Andrew Bird @Auditorium Parco della Musica 30/10/16

Fino alle 21.43 di domenica sera ho fortemente creduto che gli unici artisti tecnicamente ed emozionalmente più completi mai visti nella mia vita, sono stati senza dubbio i Wilco. Mi sono sbagliata in modo evidente…

Spontaneità, espressività, simpatia, spiritualità e genialità: questo è Andrew Bird. Con le sembianze fisiche di un fiero fenicottero e spirituali di un coloratissimo clown, Andrew Bird domenica sera ha letteralmente incantato l’Auditorium Parco della Musica di Roma. Con una estrema fluidità tecnica e di movimento, Bird è stato capace di suonare con mani e piedi (scalzi) ogni strumento che gli passasse tra gli arti passando dal violino, allo xilofono, fino alla chitarra. E’ stato come assistere ad uno spettacolo di Andrew Bird solo nella sua cameretta. Espressività e spontaneità credo siano le caratteristiche che più gli si addicono. A testimoniare quanto appena detto, è stata sicuramente “Why’”, eseguita eccellentemente. Sembrava di essere su una barchetta che si manteneva a galla sul suo stream of consciousness artistico, un po’ “ An argument with myself” detta in modo Lekmaniano (se mi passate il termine), un vero e proprio botta e risposta con se’ stesso. Eppure, benchè le sue performance fossero estremamente personali, composte da un testo quasi timido, ogni storia sembrava appartenesse, per un motivo o per un altro, ad ognuno di noi in platea. Dalla barchetta che naviga nel mare dello stream of consciousness, passiamo ai venti di Chicago con “Pulaski at night”.

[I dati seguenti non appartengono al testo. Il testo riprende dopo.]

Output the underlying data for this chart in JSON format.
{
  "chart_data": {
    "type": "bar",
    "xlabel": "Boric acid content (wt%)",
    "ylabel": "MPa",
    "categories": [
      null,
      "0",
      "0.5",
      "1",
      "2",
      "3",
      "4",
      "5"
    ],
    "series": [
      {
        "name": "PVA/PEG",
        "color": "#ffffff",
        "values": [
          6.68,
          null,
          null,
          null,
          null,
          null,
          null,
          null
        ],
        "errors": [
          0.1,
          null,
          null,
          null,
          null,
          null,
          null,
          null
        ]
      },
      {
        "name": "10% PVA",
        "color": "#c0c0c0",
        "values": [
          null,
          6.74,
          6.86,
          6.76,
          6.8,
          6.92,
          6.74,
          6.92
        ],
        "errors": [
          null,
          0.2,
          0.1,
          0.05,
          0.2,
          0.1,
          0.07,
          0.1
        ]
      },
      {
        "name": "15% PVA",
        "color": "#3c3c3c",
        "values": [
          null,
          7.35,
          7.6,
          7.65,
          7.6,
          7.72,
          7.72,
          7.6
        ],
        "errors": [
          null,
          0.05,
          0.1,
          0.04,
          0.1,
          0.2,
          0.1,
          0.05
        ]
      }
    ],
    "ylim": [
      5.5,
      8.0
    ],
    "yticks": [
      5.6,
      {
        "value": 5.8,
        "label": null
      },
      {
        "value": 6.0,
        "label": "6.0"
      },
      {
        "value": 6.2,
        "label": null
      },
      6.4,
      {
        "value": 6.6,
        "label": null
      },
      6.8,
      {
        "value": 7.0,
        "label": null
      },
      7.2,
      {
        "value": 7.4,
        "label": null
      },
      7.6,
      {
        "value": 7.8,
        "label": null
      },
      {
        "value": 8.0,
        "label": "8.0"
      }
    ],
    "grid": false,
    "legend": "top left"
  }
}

Ogni singola nota qui interpretata da Bird sembrava descrivesse lo sguardo attento e curioso di un bambino nato nel quartiere di Andersonville e poi di un turista e poi ancora la vita di Andrew Bird stessa. Ritorna ancora la spontaneità e la simpatia di Bird nell’interpretazione di “Left Handed kisses”, duetto estratto dal suo ultimo album Are You Serious, ma fatto da solo e nonostante questo, sembrava che Fiona Apple fosse con lui sul palco e con noi in platea. Si è esibito imitando a tratti la voce e gli atteggiamenti di Fiona in modo assolutamente amorevole e lì, mi sono sciolta come una noce di burro in padella. Introspettivo e spirituale è stato il cammino in cui Bird ci ha accompagnato durante “Three white horses”, classe 2012 opening track di Hands of Glory, un altro dei suoi album capolavoro. Questo è stato uno dei pochi momenti in cui ha impugnato la sua chitarra! La sua era una mano dolce, quasi come quella di un padre che accarezza il proprio figlio mentre dorme, la sua voce un carillon, il più bel carillon esistente al mondo.

Geniali e uniche “Roma Fade”, “Valleys of the young” che sembravano letteralmente filastrocche. Ah, non fatevi incantare da quel meraviglioso banjo che dissemina tutte le opere di Andrew Bird, è un violino.